The Uvalde school district's police chief has been placed on leave following allegations his response to the mass shooting at Robb Elementary School that left 19 students and two teachers dead was an "abject failure".
Uvalde Consolidated Independent School District superintendent Hal Harrell said that he put schools police chief Pete Arredondo on administrative leave because the facts of what happened the day in southern Texas remain unclear.
In a statement, Mr Harrell did not address officer's actions as on-site commander during the attack, but said he did not know when details of multiple investigations into the law enforcement response to the slayings would be revealed.
"From the beginning of this horrible event, I shared that the district would wait until the investigation was complete before making personnel decisions," Mr Harrell said.
"Because of the lack of clarity that remains and the unknown timing of when I will receive the results of the investigations, I have made the decision to place chief Arredondo on administrative leave effective on this date."
A spokesperson for the Uvalde school district, Anne Marie Espinoza, declined to say whether Mr Arredondo would continue to be paid while on leave.
Another officer will assume the embattled chief's duties, Mr Harrell said.
Colonel Steven McCraw, director of the Texas Department of Public Safety, told a state Senate hearing on Tuesday that Mr Arredondo made "terrible decisions" as the massacre unfolded on May 24, and that the police response was an "abject failure".
Three minutes after 18-year-old Salvador Ramos entered the school, sufficient armed law enforcement were on scene to stop the gunman, Mr McCraw testified. Yet police officers armed with rifles waited in a school hallway for more than an hour while the gunman carried out the massacre.

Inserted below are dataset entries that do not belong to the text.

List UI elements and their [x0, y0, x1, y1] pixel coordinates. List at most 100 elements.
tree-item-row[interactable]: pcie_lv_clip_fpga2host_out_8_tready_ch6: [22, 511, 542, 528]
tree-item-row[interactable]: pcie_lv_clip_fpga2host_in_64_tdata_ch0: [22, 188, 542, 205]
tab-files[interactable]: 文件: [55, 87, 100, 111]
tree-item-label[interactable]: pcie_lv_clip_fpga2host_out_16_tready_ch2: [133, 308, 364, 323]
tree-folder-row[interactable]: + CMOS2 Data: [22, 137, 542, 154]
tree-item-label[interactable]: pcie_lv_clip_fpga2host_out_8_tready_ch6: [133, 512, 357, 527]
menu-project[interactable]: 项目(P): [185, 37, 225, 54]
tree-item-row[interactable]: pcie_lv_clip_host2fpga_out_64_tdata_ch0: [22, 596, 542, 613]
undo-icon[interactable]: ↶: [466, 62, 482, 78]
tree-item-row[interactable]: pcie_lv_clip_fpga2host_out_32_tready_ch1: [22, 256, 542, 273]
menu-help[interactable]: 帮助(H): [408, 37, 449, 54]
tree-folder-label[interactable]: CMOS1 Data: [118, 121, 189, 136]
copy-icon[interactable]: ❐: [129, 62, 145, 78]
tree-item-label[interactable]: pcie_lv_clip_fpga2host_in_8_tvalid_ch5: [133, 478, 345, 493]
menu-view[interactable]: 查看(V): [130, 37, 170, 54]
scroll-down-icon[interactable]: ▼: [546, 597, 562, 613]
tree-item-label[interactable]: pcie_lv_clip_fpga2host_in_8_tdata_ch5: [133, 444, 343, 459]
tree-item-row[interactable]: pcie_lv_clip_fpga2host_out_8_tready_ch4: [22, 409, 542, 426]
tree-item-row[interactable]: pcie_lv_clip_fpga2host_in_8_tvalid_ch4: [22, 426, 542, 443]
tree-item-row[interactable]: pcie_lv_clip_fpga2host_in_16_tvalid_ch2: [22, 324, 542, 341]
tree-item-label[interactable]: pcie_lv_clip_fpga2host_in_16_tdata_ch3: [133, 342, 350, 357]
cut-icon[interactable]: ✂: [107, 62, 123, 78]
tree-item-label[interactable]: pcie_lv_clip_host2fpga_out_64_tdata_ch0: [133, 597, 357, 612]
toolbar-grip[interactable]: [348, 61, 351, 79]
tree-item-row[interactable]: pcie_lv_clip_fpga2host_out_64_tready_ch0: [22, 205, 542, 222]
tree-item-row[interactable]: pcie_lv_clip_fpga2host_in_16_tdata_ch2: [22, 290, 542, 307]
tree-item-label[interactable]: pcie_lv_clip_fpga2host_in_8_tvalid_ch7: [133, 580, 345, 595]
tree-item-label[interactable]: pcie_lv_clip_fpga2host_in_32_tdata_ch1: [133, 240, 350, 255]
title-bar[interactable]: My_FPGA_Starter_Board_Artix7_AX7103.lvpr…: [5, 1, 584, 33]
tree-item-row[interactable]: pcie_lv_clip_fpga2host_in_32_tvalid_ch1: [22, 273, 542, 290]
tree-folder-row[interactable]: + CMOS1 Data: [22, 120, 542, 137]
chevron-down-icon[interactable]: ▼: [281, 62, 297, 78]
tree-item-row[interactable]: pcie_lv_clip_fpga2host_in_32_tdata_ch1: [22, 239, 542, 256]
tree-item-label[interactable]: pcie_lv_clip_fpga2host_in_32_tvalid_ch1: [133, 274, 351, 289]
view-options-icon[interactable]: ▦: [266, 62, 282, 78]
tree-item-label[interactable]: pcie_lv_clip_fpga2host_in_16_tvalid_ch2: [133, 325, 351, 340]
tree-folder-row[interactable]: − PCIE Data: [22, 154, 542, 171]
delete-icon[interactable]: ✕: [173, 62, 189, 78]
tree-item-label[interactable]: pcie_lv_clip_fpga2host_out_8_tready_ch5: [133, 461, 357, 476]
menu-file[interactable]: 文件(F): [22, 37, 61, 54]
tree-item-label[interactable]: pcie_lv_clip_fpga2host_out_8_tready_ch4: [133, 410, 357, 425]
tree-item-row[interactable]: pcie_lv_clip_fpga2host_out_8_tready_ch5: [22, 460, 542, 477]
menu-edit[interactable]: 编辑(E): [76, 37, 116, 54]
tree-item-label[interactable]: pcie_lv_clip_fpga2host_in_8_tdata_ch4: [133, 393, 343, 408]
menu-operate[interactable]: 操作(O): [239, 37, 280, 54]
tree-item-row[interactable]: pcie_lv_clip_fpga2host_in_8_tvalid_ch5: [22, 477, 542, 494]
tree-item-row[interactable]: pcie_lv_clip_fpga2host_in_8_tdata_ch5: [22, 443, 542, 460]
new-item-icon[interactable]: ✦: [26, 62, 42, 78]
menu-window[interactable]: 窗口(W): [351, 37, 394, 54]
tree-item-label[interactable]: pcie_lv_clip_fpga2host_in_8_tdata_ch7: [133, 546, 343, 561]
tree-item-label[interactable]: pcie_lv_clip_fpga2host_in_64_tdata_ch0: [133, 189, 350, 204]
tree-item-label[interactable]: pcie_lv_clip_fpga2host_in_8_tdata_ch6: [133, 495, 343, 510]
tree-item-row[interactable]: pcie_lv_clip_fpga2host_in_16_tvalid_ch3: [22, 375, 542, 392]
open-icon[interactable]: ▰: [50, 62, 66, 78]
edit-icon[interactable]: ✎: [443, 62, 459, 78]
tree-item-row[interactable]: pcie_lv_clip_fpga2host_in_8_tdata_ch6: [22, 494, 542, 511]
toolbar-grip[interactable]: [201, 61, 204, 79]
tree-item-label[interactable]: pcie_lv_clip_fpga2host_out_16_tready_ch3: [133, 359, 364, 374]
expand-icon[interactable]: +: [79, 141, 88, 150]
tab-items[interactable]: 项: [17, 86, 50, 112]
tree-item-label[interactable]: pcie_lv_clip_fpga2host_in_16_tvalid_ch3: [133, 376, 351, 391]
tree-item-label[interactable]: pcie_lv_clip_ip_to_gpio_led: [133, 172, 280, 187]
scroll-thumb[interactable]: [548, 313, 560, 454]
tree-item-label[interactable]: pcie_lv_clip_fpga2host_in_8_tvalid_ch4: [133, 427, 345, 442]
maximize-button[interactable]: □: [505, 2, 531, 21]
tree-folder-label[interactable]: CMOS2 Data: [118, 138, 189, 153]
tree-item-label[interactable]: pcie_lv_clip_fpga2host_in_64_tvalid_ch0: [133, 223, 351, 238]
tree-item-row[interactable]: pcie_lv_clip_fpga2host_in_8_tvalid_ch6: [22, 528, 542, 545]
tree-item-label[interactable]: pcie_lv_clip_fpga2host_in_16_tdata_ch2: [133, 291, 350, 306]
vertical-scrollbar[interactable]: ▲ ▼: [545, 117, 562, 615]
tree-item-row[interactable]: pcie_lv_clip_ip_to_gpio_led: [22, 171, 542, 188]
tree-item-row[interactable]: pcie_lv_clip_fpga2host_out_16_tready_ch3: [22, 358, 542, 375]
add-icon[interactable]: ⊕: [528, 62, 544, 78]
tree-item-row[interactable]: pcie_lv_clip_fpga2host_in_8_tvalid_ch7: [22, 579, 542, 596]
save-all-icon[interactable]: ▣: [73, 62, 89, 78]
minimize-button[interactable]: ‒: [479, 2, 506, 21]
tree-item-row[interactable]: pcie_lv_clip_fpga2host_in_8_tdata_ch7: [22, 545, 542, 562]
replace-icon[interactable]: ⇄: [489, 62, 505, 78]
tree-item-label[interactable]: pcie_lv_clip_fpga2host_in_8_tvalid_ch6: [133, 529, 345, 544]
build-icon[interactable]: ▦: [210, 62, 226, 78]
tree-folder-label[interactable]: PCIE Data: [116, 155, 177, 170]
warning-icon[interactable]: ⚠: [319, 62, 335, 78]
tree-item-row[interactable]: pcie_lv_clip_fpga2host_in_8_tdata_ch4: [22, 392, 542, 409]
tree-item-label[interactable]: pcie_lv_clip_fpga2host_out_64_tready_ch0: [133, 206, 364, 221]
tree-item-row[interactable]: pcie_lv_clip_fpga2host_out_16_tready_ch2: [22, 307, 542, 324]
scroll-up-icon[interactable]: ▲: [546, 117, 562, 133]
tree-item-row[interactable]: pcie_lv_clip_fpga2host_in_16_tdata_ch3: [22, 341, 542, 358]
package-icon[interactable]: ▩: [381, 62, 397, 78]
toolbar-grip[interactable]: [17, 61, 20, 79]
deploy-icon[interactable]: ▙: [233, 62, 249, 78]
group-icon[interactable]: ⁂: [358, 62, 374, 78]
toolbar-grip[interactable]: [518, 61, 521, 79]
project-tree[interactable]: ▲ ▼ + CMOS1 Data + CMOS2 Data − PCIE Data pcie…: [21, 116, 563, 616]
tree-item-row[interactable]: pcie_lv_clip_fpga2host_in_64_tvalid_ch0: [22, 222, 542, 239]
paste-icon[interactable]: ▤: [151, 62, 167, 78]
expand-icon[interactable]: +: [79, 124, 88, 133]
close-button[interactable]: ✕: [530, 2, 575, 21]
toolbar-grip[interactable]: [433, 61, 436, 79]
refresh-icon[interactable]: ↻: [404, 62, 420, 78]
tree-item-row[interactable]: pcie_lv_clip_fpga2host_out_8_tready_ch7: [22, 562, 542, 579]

The classroom door could not be locked from the inside, but there is no indication officers tried to open the door while the gunman was inside, Mr McCraw said.
The colonel has said parents begged police outside the school to move in and students inside the classroom repeatedly pleaded with 911 operators for help while more than a dozen officers waited in a hallway. Officers from other agencies urged Mr Arredondo to let them move in because children were in danger.
"The only thing stopping a hallway of dedicated officers from entering Room 111 and 112 was the on-scene commander who decided to place the lives of officers before the lives of children," Mr McCraw said.
Mr Arredondo has tried to defend his actions, telling the Texas Tribune that he did not consider himself the commander in charge of operations and that he assumed someone else had taken control of the law enforcement response.
He said he did not have his police and campus radios but that he used his cellphone to call for tactical gear, a sniper and the classroom keys.
It is still not clear why it took so long for police to enter the classroom, how they communicated with each other during the attack and what their body cameras show.
Officials have declined to release more details, citing the investigation.
Mr Arredondo, 50, grew up in Uvalde and spent much of his nearly 30-year career in law enforcement in the city. He took the head police job at the school district in 2020 and was sworn in as a member of the city council in a closed-door ceremony on May 31.